Tacticomp already is being employed by the U.S. Special Operations Command. Under a project called “Pathfinder,” SOCOM funded a prototype intelligence network that feeds video from loitering small unmanned aircraft—called Raven—down to company commanders, platoon leaders and platoon sergeants equipped with the handheld computers. Adam Fields, a senior Army engineer who worked on Pathfinder, said that, during a recent exercise at Fort Benning, Ga., commandos touted the utility of a wireless network that also is rapidly deployable.

The Army intends to purchase one Tacticomp for every platoon, Iwicki said. There are nine platoons in each combat battalion, “so every time the platoon goes out on patrol, they have a CDA,” he said. A larger, tablet version stays in the command post.

The next step is to make sense out of the data. While analysts process reams of intelligence, that information is not always useful or comprehensible to tactical commanders. “Fusion is our biggest technology risk,” said Collin Agee, director of Army intelligence, surveillance, and reconnaissance.

Simply stated, fusion is about taking pieces of information and “putting the puzzle together,” Iwicki said. “The challenge is that there is too much data,” which is both good and bad news. “We want more information, but we need better tools to manage it.”

Army analysts have met some degree of success with XML tagging technology, which works like Google. “Fusion has been a challenge for years,” Iwicki said.

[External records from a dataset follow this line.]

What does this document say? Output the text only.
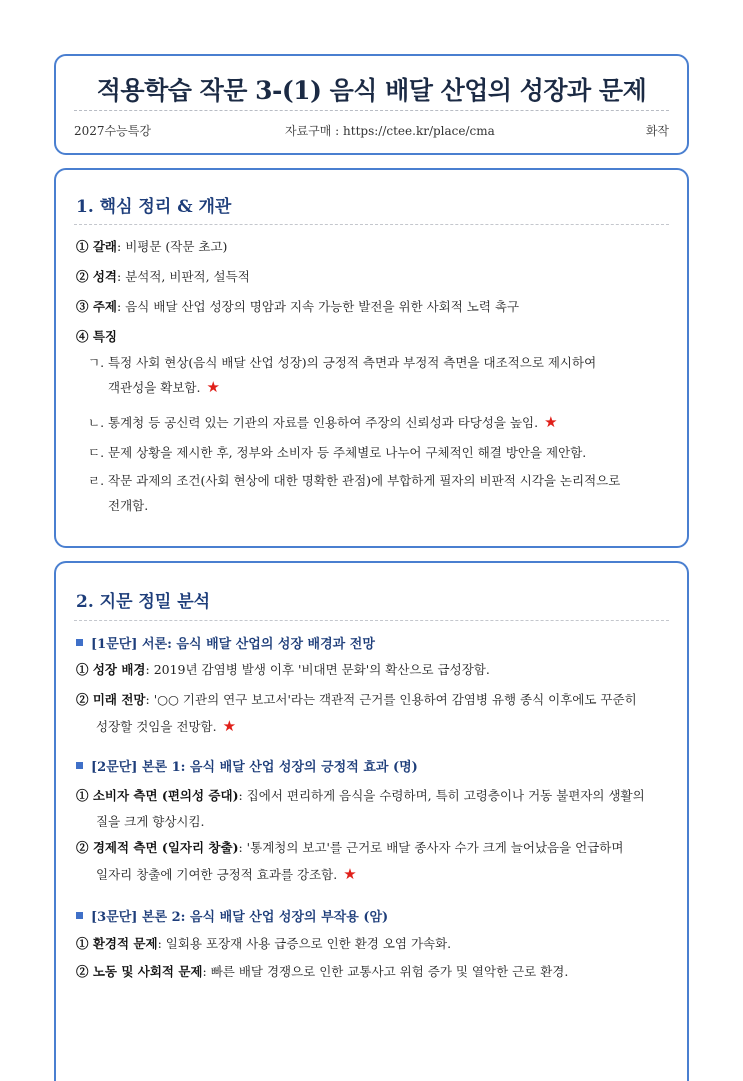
적용학습 작문 3-(1) 음식 배달 산업의 성장과 문제
2027수능특강	자료구매 : https://ctee.kr/place/cma	화작
1. 핵심 정리 & 개관
① 갈래: 비평문 (작문 초고)
② 성격: 분석적, 비판적, 설득적
③ 주제: 음식 배달 산업 성장의 명암과 지속 가능한 발전을 위한 사회적 노력 촉구
④ 특징
ㄱ. 특정 사회 현상(음식 배달 산업 성장)의 긍정적 측면과 부정적 측면을 대조적으로 제시하여
객관성을 확보함. ★
ㄴ. 통계청 등 공신력 있는 기관의 자료를 인용하여 주장의 신뢰성과 타당성을 높임. ★
ㄷ. 문제 상황을 제시한 후, 정부와 소비자 등 주체별로 나누어 구체적인 해결 방안을 제안함.
ㄹ. 작문 과제의 조건(사회 현상에 대한 명확한 관점)에 부합하게 필자의 비판적 시각을 논리적으로
전개함.
2. 지문 정밀 분석
[1문단] 서론: 음식 배달 산업의 성장 배경과 전망
① 성장 배경: 2019년 감염병 발생 이후 '비대면 문화'의 확산으로 급성장함.
② 미래 전망: '○○ 기관의 연구 보고서'라는 객관적 근거를 인용하여 감염병 유행 종식 이후에도 꾸준히
성장할 것임을 전망함. ★
[2문단] 본론 1: 음식 배달 산업 성장의 긍정적 효과 (명)
① 소비자 측면 (편의성 증대): 집에서 편리하게 음식을 수령하며, 특히 고령층이나 거동 불편자의 생활의
질을 크게 향상시킴.
② 경제적 측면 (일자리 창출): '통계청의 보고'를 근거로 배달 종사자 수가 크게 늘어났음을 언급하며
일자리 창출에 기여한 긍정적 효과를 강조함. ★
[3문단] 본론 2: 음식 배달 산업 성장의 부작용 (암)
① 환경적 문제: 일회용 포장재 사용 급증으로 인한 환경 오염 가속화.
② 노동 및 사회적 문제: 빠른 배달 경쟁으로 인한 교통사고 위험 증가 및 열악한 근로 환경.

And things are likely to get worse as the Army moves toward fielding the Future Combat Systems, a complex network of vehicles and sensors. An internal study showed that each FCS brigade will cough up 178,000 reports in a single mission. The Army has yet to come to grips with how to merge that information, he said. “It’s complex.”

Another area where intelligence has proved unsatisfactory is urban reconnaissance, Agee told a defense industry gathering in Arlington, Va.

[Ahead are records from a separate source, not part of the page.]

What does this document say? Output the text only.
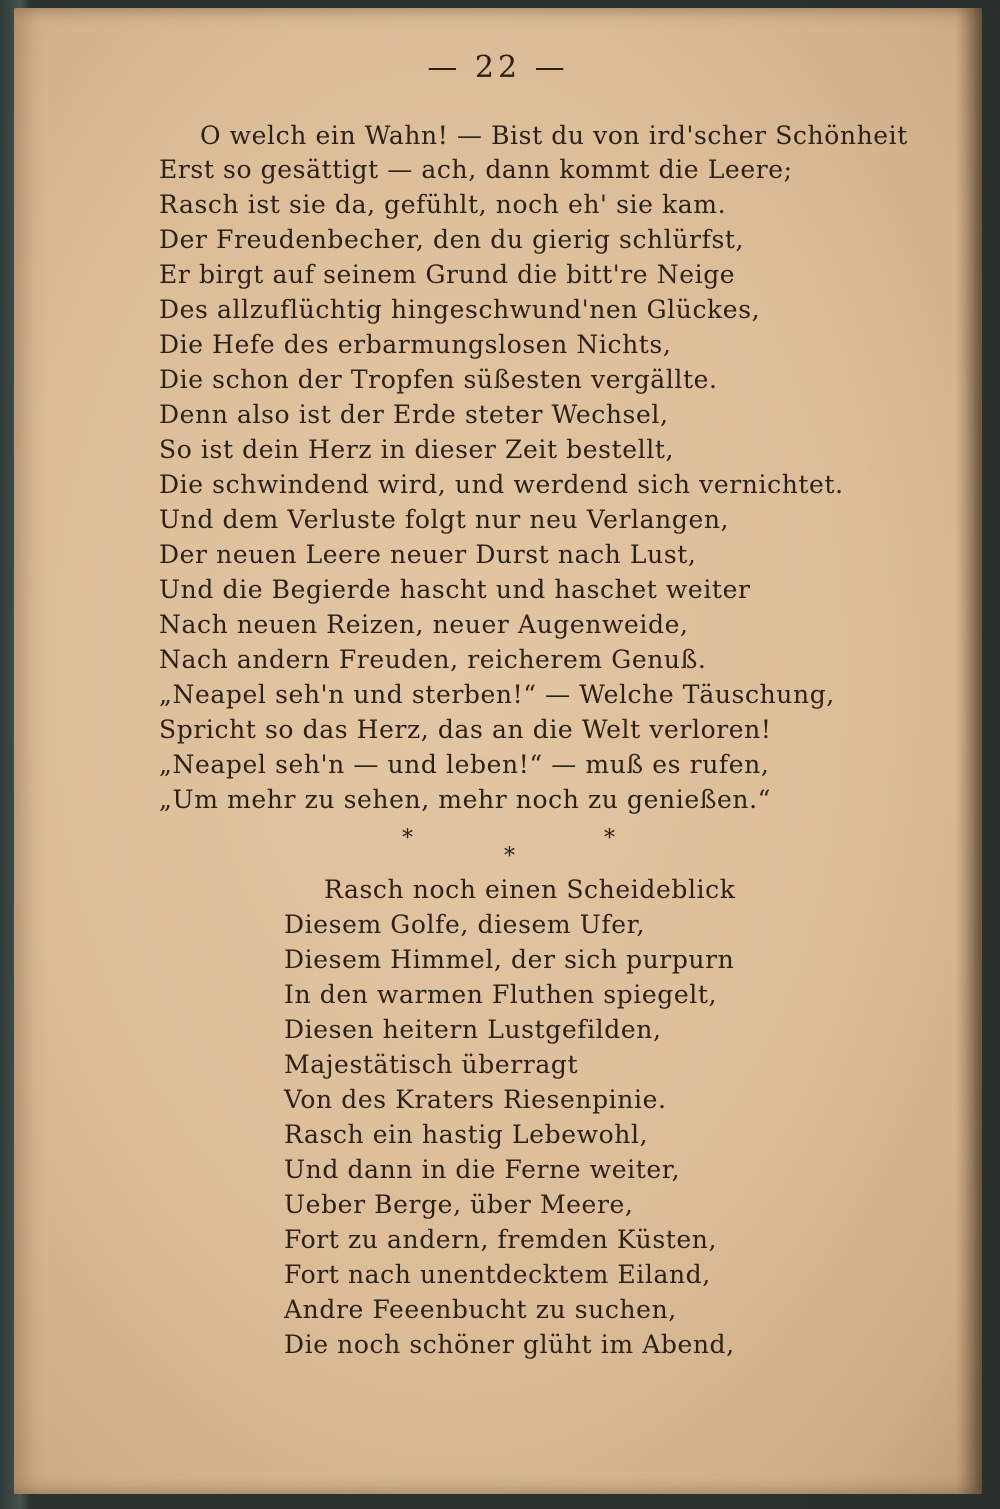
— 22 —
O welch ein Wahn! — Bist du von ird'scher Schönheit
Erst so gesättigt — ach, dann kommt die Leere;
Rasch ist sie da, gefühlt, noch eh' sie kam.
Der Freudenbecher, den du gierig schlürfst,
Er birgt auf seinem Grund die bitt're Neige
Des allzuflüchtig hingeschwund'nen Glückes,
Die Hefe des erbarmungslosen Nichts,
Die schon der Tropfen süßesten vergällte.
Denn also ist der Erde steter Wechsel,
So ist dein Herz in dieser Zeit bestellt,
Die schwindend wird, und werdend sich vernichtet.
Und dem Verluste folgt nur neu Verlangen,
Der neuen Leere neuer Durst nach Lust,
Und die Begierde hascht und haschet weiter
Nach neuen Reizen, neuer Augenweide,
Nach andern Freuden, reicherem Genuß.
„Neapel seh'n und sterben!“ — Welche Täuschung,
Spricht so das Herz, das an die Welt verloren!
„Neapel seh'n — und leben!“ — muß es rufen,
„Um mehr zu sehen, mehr noch zu genießen.“
*
*
*
Rasch noch einen Scheideblick
Diesem Golfe, diesem Ufer,
Diesem Himmel, der sich purpurn
In den warmen Fluthen spiegelt,
Diesen heitern Lustgefilden,
Majestätisch überragt
Von des Kraters Riesenpinie.
Rasch ein hastig Lebewohl,
Und dann in die Ferne weiter,
Ueber Berge, über Meere,
Fort zu andern, fremden Küsten,
Fort nach unentdecktem Eiland,
Andre Feeenbucht zu suchen,
Die noch schöner glüht im Abend,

“We are starting to study that very hard,” Iwicki said. Army doctrine for decades has been wedded to the notion that commanders will bypass a city, surround it and wait the enemy out. “We know we can’t do that any more,” he said.

Also complicating matters for intelligence analysts is the shortage of reliable translators.

“We are overwhelmed by the translation challenges in Iraq,” Agee said.

One option the Army is contemplating is to set up a “1-800-linguist” hotline that would make a pool of Arabic linguists in the United States available for translation services, Iwicki said.

Many of the translation problems, he explained, result from a lack of understanding of the culture. In Arabic, for example, there are more than 20 ways to spell Mohammed. An intelligence analyst trying to gather information on a certain Mohammed would query a database and get 2,300 hits, but more than 28,000 hits if all the different spellings are included.

Underpinning the Army’s strategy to give commanders more useful information about the enemy is to train every soldier to be a better observer and reporter, Iwicki noted.

The Defense Department has spent billions of dollars over several decades developing smart munitions that can hit targets with pinpoint precision, but has not focused on turning “soldiers into sensors,” and teaching them intelligence gathering and reporting skills, he added. “We also have to train commanders on how better to communicate requirements to soldiers, and not just hand them a list.”

The Combined Arms Center at Fort Leavenworth is in charge of developing an “every soldier a sensor” training program, Iwicki said. “Every school will teach that, from basic training on.”

Part of what makes soldiers valuable intelligence collectors in Iraq is their ability to gain the trust of the locals, noted Sen. Carl Levin, D-Mich., ranking minority member of the Senate Armed Services Committee.

Upon returning from a recent visit to Iraq, Levin said that, based on conversations with commanders, he concluded that even though the insurgents employ shrewd tactics, troops generally “feel a lot better about their capability to gather intelligence,” because there is “greater willingness on the part of the community, including the [formerly pro-Saddam] Sunnis, to come forward with information.”